I believed that my identity was an intricate tapestry, woven by the threads of my experiences—the trauma and the ecstasy, the challenges and the accomplishments and that I WAS the sum total of what I thought, felt and knew. I WAS what I could do, where I’d been, how I struggled, loved and laughed, and the minutiae of the drama of my life.
It never occurred to me that there might be more, that this tapestry was, in fact, only the doorway, a beautiful, intricate doorway but nonetheless only the doorway into the truth of who I am.
In India, at the feet of my Guru and steeped in a spiritual culture that emphasises content over form, and essence over packaging, I got a glimpse of what wisdom looks like.
It is not in facts or figures. It is not in someone else’s discoveries any more than the satiation of hunger is in a book about food.
We only learn about life through living—through living with focused awareness on the essence, on content, on life in the depth of the ocean rather than in the frenetic undulation of the waves on the surface.
Wisdom is what emerges from the source within ourselves when we are quiet and still enough to create space for it.
Just as knowledge does not beget wisdom, neither does money purchase happiness. In the contemporary, mostly Western-influenced, model of success, there are a few distinct criteria: financial prosperity, a high ranking on the career ladder, social acclaim and status. Most of us spend our lives aiming to achieve these socially determined markers.
However, as has now been shown conclusively by every piece of research data from the United Nations to social scientists to spiritual philosophers and theologians, once one has risen above poverty level, once one has enough food to eat, basic medical care and educational opportunities, additional increases in income have very little impact on overall personal joy.
Sadly, no, that new car is not the answer to what ails us. Rather the answer, the deepest and most fundamental answer, is a connection.  Connection to the Divine however we envision, conceive or worship God; connection to ourselves, to the truth of who we are.
Connection to those around us—not as drinking buddies or shopping buddies or one-night stands—but connection of the essence of who we are to the essence of who they are, soul-to-soul, heart-to-heart connections; connections in which as we say in “Namaste”, the Divine within me bows to the Divine within you.  This is the soil in which the trees of a truly happy and meaningful life grow.
This truth, of the ingredients of which real joy is made, was an inscrutable mystery to me when I arrived in India. I noticed it immediately, though, as I looked at children in Rishikesh who lived below the Western standards of poverty but in whose eyes gleamed more joy, more light, more brilliance than I’d ever seen. Their eyes shone with a deep contentment that no one I knew had. “There is a secret here,” I realised, and it was a secret I knew I needed to discover.

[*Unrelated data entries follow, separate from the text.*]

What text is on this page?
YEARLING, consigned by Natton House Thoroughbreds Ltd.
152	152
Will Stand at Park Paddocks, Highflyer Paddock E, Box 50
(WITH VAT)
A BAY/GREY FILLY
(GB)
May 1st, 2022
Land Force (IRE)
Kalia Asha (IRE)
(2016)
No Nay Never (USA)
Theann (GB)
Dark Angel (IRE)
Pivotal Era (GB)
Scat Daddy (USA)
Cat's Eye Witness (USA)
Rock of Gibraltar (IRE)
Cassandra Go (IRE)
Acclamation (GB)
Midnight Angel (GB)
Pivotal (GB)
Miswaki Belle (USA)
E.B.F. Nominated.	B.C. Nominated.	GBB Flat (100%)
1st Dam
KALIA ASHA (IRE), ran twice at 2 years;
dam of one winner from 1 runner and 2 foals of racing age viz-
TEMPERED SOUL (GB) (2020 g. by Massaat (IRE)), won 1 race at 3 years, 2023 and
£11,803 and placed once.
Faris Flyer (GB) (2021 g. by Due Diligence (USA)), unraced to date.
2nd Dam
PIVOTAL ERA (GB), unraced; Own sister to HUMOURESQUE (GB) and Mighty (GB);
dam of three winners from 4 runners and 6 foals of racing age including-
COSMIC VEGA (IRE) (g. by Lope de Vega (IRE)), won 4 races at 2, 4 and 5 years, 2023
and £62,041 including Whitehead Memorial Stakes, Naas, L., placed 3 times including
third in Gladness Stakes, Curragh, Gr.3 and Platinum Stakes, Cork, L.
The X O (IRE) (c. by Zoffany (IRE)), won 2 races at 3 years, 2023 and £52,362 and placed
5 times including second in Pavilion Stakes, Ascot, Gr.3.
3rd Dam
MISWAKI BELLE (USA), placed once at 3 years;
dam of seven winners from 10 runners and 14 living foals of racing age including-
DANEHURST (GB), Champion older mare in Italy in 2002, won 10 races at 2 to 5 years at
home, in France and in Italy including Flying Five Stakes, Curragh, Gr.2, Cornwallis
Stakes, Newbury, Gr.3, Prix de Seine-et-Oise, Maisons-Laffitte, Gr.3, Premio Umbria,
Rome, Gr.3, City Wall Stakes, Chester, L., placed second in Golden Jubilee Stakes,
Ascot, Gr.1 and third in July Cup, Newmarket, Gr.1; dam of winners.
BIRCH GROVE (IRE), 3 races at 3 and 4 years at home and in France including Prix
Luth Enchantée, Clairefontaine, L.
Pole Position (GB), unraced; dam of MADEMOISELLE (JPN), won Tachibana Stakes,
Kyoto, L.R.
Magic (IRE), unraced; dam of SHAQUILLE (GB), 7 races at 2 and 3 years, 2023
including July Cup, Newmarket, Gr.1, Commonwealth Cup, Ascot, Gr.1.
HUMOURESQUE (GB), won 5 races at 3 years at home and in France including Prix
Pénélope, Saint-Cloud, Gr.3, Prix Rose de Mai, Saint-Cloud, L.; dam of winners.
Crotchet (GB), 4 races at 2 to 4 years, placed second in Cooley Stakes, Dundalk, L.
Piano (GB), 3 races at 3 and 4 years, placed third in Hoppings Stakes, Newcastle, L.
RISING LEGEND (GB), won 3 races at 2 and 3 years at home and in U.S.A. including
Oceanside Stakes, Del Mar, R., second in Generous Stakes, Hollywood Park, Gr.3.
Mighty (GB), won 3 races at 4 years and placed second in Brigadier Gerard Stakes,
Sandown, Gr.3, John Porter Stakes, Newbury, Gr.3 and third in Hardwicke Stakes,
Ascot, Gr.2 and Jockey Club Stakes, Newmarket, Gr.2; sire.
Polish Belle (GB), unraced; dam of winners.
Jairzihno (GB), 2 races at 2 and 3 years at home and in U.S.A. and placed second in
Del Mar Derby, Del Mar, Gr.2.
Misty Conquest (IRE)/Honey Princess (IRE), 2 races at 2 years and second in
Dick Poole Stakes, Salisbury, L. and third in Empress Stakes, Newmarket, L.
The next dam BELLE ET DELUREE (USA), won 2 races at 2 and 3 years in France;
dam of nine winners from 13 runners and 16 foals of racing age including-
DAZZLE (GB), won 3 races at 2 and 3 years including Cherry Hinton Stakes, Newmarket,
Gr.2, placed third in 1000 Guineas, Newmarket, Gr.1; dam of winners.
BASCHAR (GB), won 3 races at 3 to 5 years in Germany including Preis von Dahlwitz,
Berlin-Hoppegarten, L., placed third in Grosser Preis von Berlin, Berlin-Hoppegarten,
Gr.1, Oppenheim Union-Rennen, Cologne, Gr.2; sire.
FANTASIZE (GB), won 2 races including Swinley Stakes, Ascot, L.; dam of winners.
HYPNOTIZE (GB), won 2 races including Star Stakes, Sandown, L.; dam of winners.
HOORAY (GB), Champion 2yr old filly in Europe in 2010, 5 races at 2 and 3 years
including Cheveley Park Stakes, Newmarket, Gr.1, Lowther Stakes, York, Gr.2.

There is a song which we sing each morning at Parmarth Niketan that tells us:
Mahaloṇ meṇ rākhe cāhe jhoṇpaḍī meṇ vasa de
Dhanyavāda nirvivāda Rāma Rāma kahiye
Jāhi vidhi rākhe Rāma tāhi vidhi rahiye
Mukha meṇ ho Rāma-nāma, Rāma-seva hatha meṇ
Wherever God keeps us—in a palace or in a hut—let us be grateful. Let us keep God’s names on our lips and let our hands keep doing the Divine work.
This is the same teaching that Lord Krishna gives in the Gita for a truly happy and successful life: “Remember me and fight the war,” or more generally “Remember me and fulfil your duty.”
There is nowhere that it says, “Remember me so that thou shalt achieve great name and fame,” or “Remember me so that thou shalt become CEO,” or “Remember me and thou shalt win the lottery.”
Rather, the key is simple: Remember God, connect with God, sing the glories of God, be grateful to God and thou shalt find the true meaning of life.